CIMBB: Nove empresas assinaram programa de apoio à produção nacional

Empresa de Proença assinou contrato

Nove empresas da área da Comunidade Intermunicipal da Beira Baixa (CIMBB) vão ser apoiadas no âmbito Programa de Apoio à Produção Nacional (PAPN), tendo os primeiros termos de aceitação sido assinados ontem, 11 de janeiro, em Castelo Branco, numa cerimónia que contou com a presença de Ana Abrunhosa, Ministra da Coesão Territorial, Isabel Ferreira, Secretária de Estado da Valorização do Interior, Isabel Damasceno, presidente da Comissão de Coordenação e Desenvolvimento Regional do Centro (CCDR-C) e João Lobo, presidente da CIMBB e da Câmara Municipal de Proença-a-Nova.

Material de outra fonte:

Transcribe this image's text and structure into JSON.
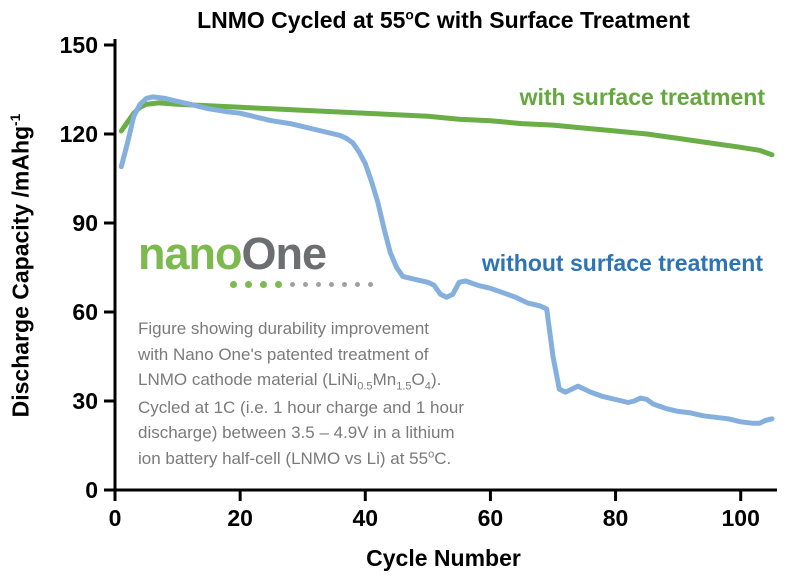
{
  "title": {
    "rich": [
      {
        "t": "LNMO Cycled at 55"
      },
      {
        "t": "o",
        "s": "sup"
      },
      {
        "t": "C with Surface Treatment"
      }
    ]
  },
  "ylabel": {
    "rich": [
      {
        "t": "Discharge Capacity /mAhg"
      },
      {
        "t": "-1",
        "s": "sup"
      }
    ]
  },
  "annotations": {
    "with_label": "with surface treatment",
    "without_label": "without surface treatment"
  },
  "logo": {
    "nano": "nano",
    "one": "One",
    "green_dots": 4,
    "gray_dots": 7
  },
  "caption": {
    "lines": [
      [
        {
          "t": "Figure showing durability improvement"
        }
      ],
      [
        {
          "t": "with Nano One's patented treatment of"
        }
      ],
      [
        {
          "t": "LNMO cathode material (LiNi"
        },
        {
          "t": "0.5",
          "s": "sub"
        },
        {
          "t": "Mn"
        },
        {
          "t": "1.5",
          "s": "sub"
        },
        {
          "t": "O"
        },
        {
          "t": "4",
          "s": "sub"
        },
        {
          "t": ")."
        }
      ],
      [
        {
          "t": "Cycled at 1C (i.e. 1 hour charge and 1 hour"
        }
      ],
      [
        {
          "t": "discharge) between 3.5 – 4.9V in a lithium"
        }
      ],
      [
        {
          "t": "ion battery half-cell (LNMO vs Li) at 55"
        },
        {
          "t": "o",
          "s": "sup"
        },
        {
          "t": "C."
        }
      ]
    ]
  },
  "colors": {
    "green": "#6bad47",
    "green_label": "#64a83f",
    "blue": "#85afdc",
    "blue_label": "#2e74b5",
    "caption_gray": "#7a7a7a",
    "logo_green": "#7cb94e",
    "logo_gray": "#6d6e71",
    "dot_gray": "#9ea0a3",
    "axis": "#000000"
  },
  "chart_data": {
    "type": "line",
    "title": "LNMO Cycled at 55oC with Surface Treatment",
    "xlabel": "Cycle Number",
    "ylabel": "Discharge Capacity /mAhg-1",
    "xlim": [
      0,
      105
    ],
    "ylim": [
      0,
      150
    ],
    "x_ticks": [
      0,
      20,
      40,
      60,
      80,
      100
    ],
    "y_ticks": [
      0,
      30,
      60,
      90,
      120,
      150
    ],
    "grid": false,
    "legend": "in-plot text annotations",
    "series": [
      {
        "name": "with surface treatment",
        "color": "#6bad47",
        "x": [
          1,
          2,
          3,
          4,
          5,
          7,
          10,
          15,
          20,
          25,
          30,
          35,
          40,
          45,
          50,
          55,
          60,
          65,
          70,
          75,
          80,
          85,
          90,
          95,
          100,
          103,
          105
        ],
        "y": [
          121,
          124,
          127,
          129,
          130,
          130.5,
          130,
          129.5,
          129,
          128.5,
          128,
          127.5,
          127,
          126.5,
          126,
          125,
          124.5,
          123.5,
          123,
          122,
          121,
          120,
          118.5,
          117,
          115.5,
          114.5,
          113
        ]
      },
      {
        "name": "without surface treatment",
        "color": "#85afdc",
        "x": [
          1,
          2,
          3,
          4,
          5,
          6,
          8,
          10,
          12,
          15,
          18,
          20,
          22,
          25,
          28,
          30,
          32,
          34,
          36,
          37,
          38,
          39,
          40,
          41,
          42,
          43,
          44,
          45,
          46,
          48,
          50,
          51,
          52,
          53,
          54,
          55,
          56,
          58,
          60,
          62,
          64,
          66,
          68,
          69,
          70,
          71,
          72,
          73,
          74,
          75,
          76,
          78,
          80,
          82,
          83,
          84,
          85,
          86,
          88,
          90,
          92,
          94,
          96,
          98,
          100,
          102,
          103,
          104,
          105
        ],
        "y": [
          109,
          117,
          126,
          130,
          132,
          132.5,
          132,
          131,
          130,
          128.5,
          127.5,
          127,
          126,
          124.5,
          123.5,
          122.5,
          121.5,
          120.5,
          119.5,
          118.5,
          117,
          114,
          110,
          104,
          97,
          88,
          80,
          75,
          72,
          71,
          70,
          69,
          66,
          65,
          66,
          70,
          70.5,
          69,
          68,
          66.5,
          65,
          63,
          62,
          61,
          45,
          34,
          33,
          34,
          35,
          34,
          33,
          31.5,
          30.5,
          29.5,
          30,
          31,
          30.5,
          29,
          27.5,
          26.5,
          26,
          25,
          24.5,
          24,
          23,
          22.5,
          22.5,
          23.5,
          24
        ]
      }
    ]
  }
}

Das 9 empresas que vão ser apoiadas uma é de Proença-a-Nova, a empresa Promármores, Lda, estando neste momento mais quatro empresas do concelho com candidaturas a ser analisadas.

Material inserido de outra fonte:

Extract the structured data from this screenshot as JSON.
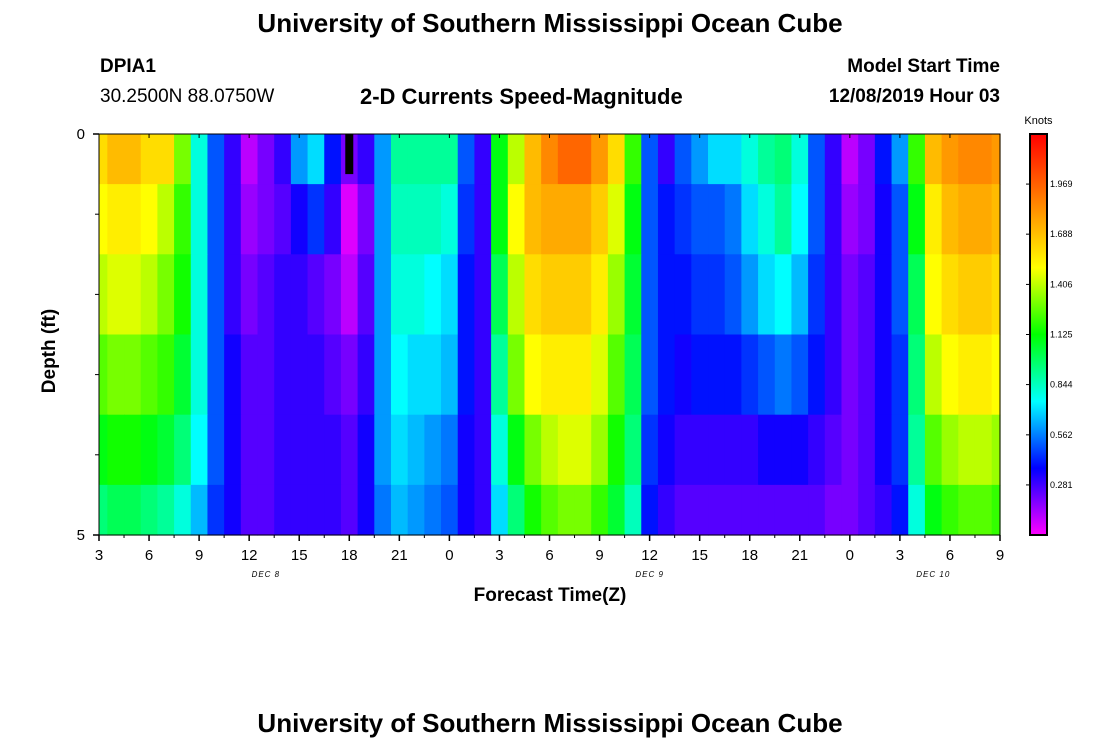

De acordo com João Lobo, até ao momento foram rececionadas 43 candidaturas que representam um investimento de 3.193.000,00 €, ainda que nem todas estejam em condições de ser aprovadas.

“Não podemos ter uma visão transversal do país, queremos ser todos iguais, mas somos diferentes e nessa diferenciação temos que ter regulamentos e avisos que se ajustem às especificidades dos próprios territórios”.

afirmou João Lobo

Já Isabel Damasceno, presidente da CCDR-C, destacou os dois programas que antecederam o PAPN, nomeadamente o SI2E e o +Coeso Emprego.

“Independentemente do que vier a acontecer nas próximas eleições, está absolutamente assumido pelo território, pelas CCDRs e pelas nossas Comunidades Intermunicipais, que estes são instrumentos essenciais”

afirmou

No total, estes três programas tiveram um impacto no programa operacional regional de 200 milhões de euros, sendo que na área da Comunidade Intermunicipal da Beira Baixa contabilizou 16 milhões de euros, num total de 285 operações e cerca de 56 mil euros por projeto em média.

Já Ana Abrunhosa, Ministra da Coesão Territorial, afirmou que estas são “medidas que o território precisa” reafirmando a necessidade de continuar com estes apoios para os resultados começarem a aparecer. “No país, abrimos esta medida com 100 milhões de euros, já temos mais de 1.700 projetos com decisões favoráveis que implicam um investimento de 250 milhões de euros que vão ajudar a manter quase 20 mil postos de trabalho”. É, na sua perspetiva, “um dos melhores exemplos de coesão”, alinhado com as “necessidades do território”.